Autor: Luiz Carlos
Data: 31/12/2021
Bash is a Unix shell and command language written by Brian Fox for the GNU Project as a free software replacement for the Bourne shell. First released in 1989, it has been used as the default login shell for most Linux distributions. A version is also available for Windows, via the Windows Subsystem for Linux.¹
# Showing output and overwritting a existing file using pipe (|) and tee
command | tee file.txt
# Showing output and append it to a existing file
command | tee -a file.txt
# Showing output and append it to a existing file
command | tee -a file.txt
Those are a *nix command line used to display the contents of a file in a console.
The basic usage of more command is to run the command against a file as shown below:
more filename.ext
less filename.ext
Option for less and more:
-g # highlight serch, last match
-G # highlight serch
-s # squeze long lines
-S # chop-long-lines
MOVING:
e or ▼ # forward one line
y or ▲ # backward one line
f or space # forward one window
b # backward one windown
SEARCHING:
/pattern # search for a parttern forward
?pattern # search for a pattern backward
&pattern # display only matching lines
JUMPING
g - ESC-< # Go to first line in file (or line N).
10g # Jump to a specific line forward.
G - ESC-> # Go to last line in file (or line N).
10G # Jump to a specific line backward.
In nano
ctrl + shift + - and choose the line number
Exit
q # quit reading file
* # Any kind of character one or more times
? # Any kind of character one time
[0-9] # Any number character
[a-z] # Any alphabetic character
{pattern1,pattern2,etc.}.png
Usage:
ls *
ls *.png
ls [0-9]*.png # find a match which have a number repeated mulpliple times.
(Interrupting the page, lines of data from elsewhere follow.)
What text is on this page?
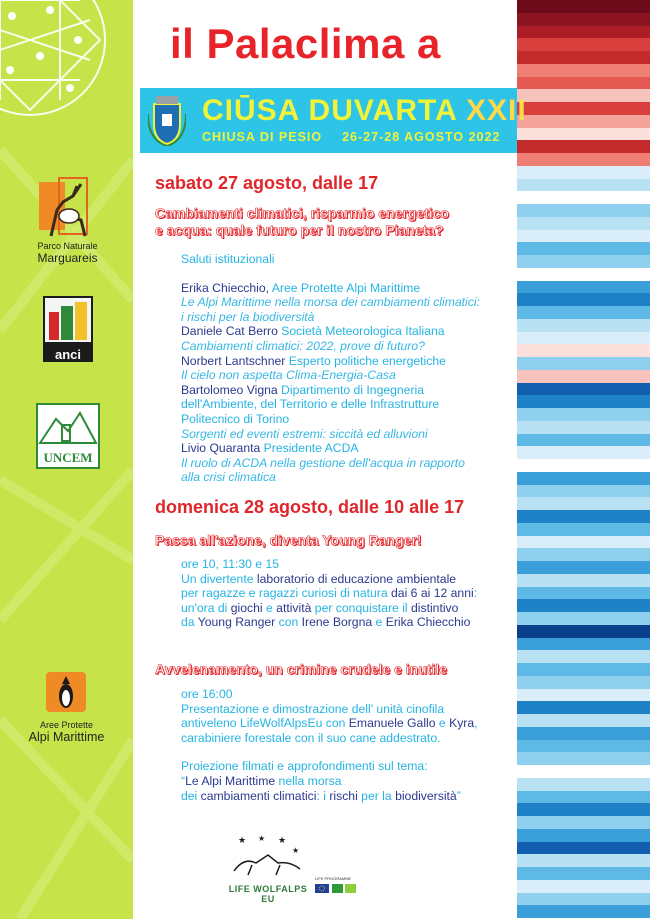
Parco Naturale
Marguareis
anci
UNCEM
Aree Protette
Alpi Marittime
il Palaclima a
CIŪSA DUVARTA XXII
CHIUSA DI PESIO 26-27-28 AGOSTO 2022
sabato 27 agosto, dalle 17
Cambiamenti climatici, risparmio energetico
e acqua: quale futuro per il nostro Pianeta?
Saluti istituzionali
Erika Chiecchio, Aree Protette Alpi Marittime
Le Alpi Marittime nella morsa dei cambiamenti climatici:
i rischi per la biodiversità
Daniele Cat Berro Società Meteorologica Italiana
Cambiamenti climatici: 2022, prove di futuro?
Norbert Lantschner Esperto politiche energetiche
Il cielo non aspetta Clima-Energia-Casa
Bartolomeo Vigna Dipartimento di Ingegneria
dell'Ambiente, del Territorio e delle Infrastrutture
Politecnico di Torino
Sorgenti ed eventi estremi: siccità ed alluvioni
Livio Quaranta Presidente ACDA
Il ruolo di ACDA nella gestione dell'acqua in rapporto
alla crisi climatica
domenica 28 agosto, dalle 10 alle 17
Passa all'azione, diventa Young Ranger!
ore 10, 11:30 e 15
Un divertente laboratorio di educazione ambientale
per ragazze e ragazzi curiosi di natura dai 6 ai 12 anni:
un'ora di giochi e attività per conquistare il distintivo
da Young Ranger con Irene Borgna e Erika Chiecchio
Avvelenamento, un crimine crudele e inutile
ore 16:00
Presentazione e dimostrazione dell' unità cinofila
antiveleno LifeWolfAlpsEu con Emanuele Gallo e Kyra,
carabiniere forestale con il suo cane addestrato.
Proiezione filmati e approfondimenti sul tema:
“Le Alpi Marittime nella morsa
dei cambiamenti climatici: i rischi per la biodiversità”
★ ★ ★
★
LIFE WOLFALPS EU
LIFE PROGRAMME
Such as 111.png, 90876.png etc.
ls [a-z]*.png # The same as above, but now with alphabetical characteres.
ls ?mage.png # Find a match which starts with any character only one time folowed by mage.png
ls {file1,file2}.png
Description:
grep searches for PATTERNS in each FILE. PATTERNS is one or more patterns separated by newline characters, and grep prints each line that matches a pattern. Typically PATTERNS should be quoted when grep is used in a shell command.
A FILE of “-” stands for standard input. If no FILE is given, recursive searches examine the working directory, and nonrecursive searches read standard input.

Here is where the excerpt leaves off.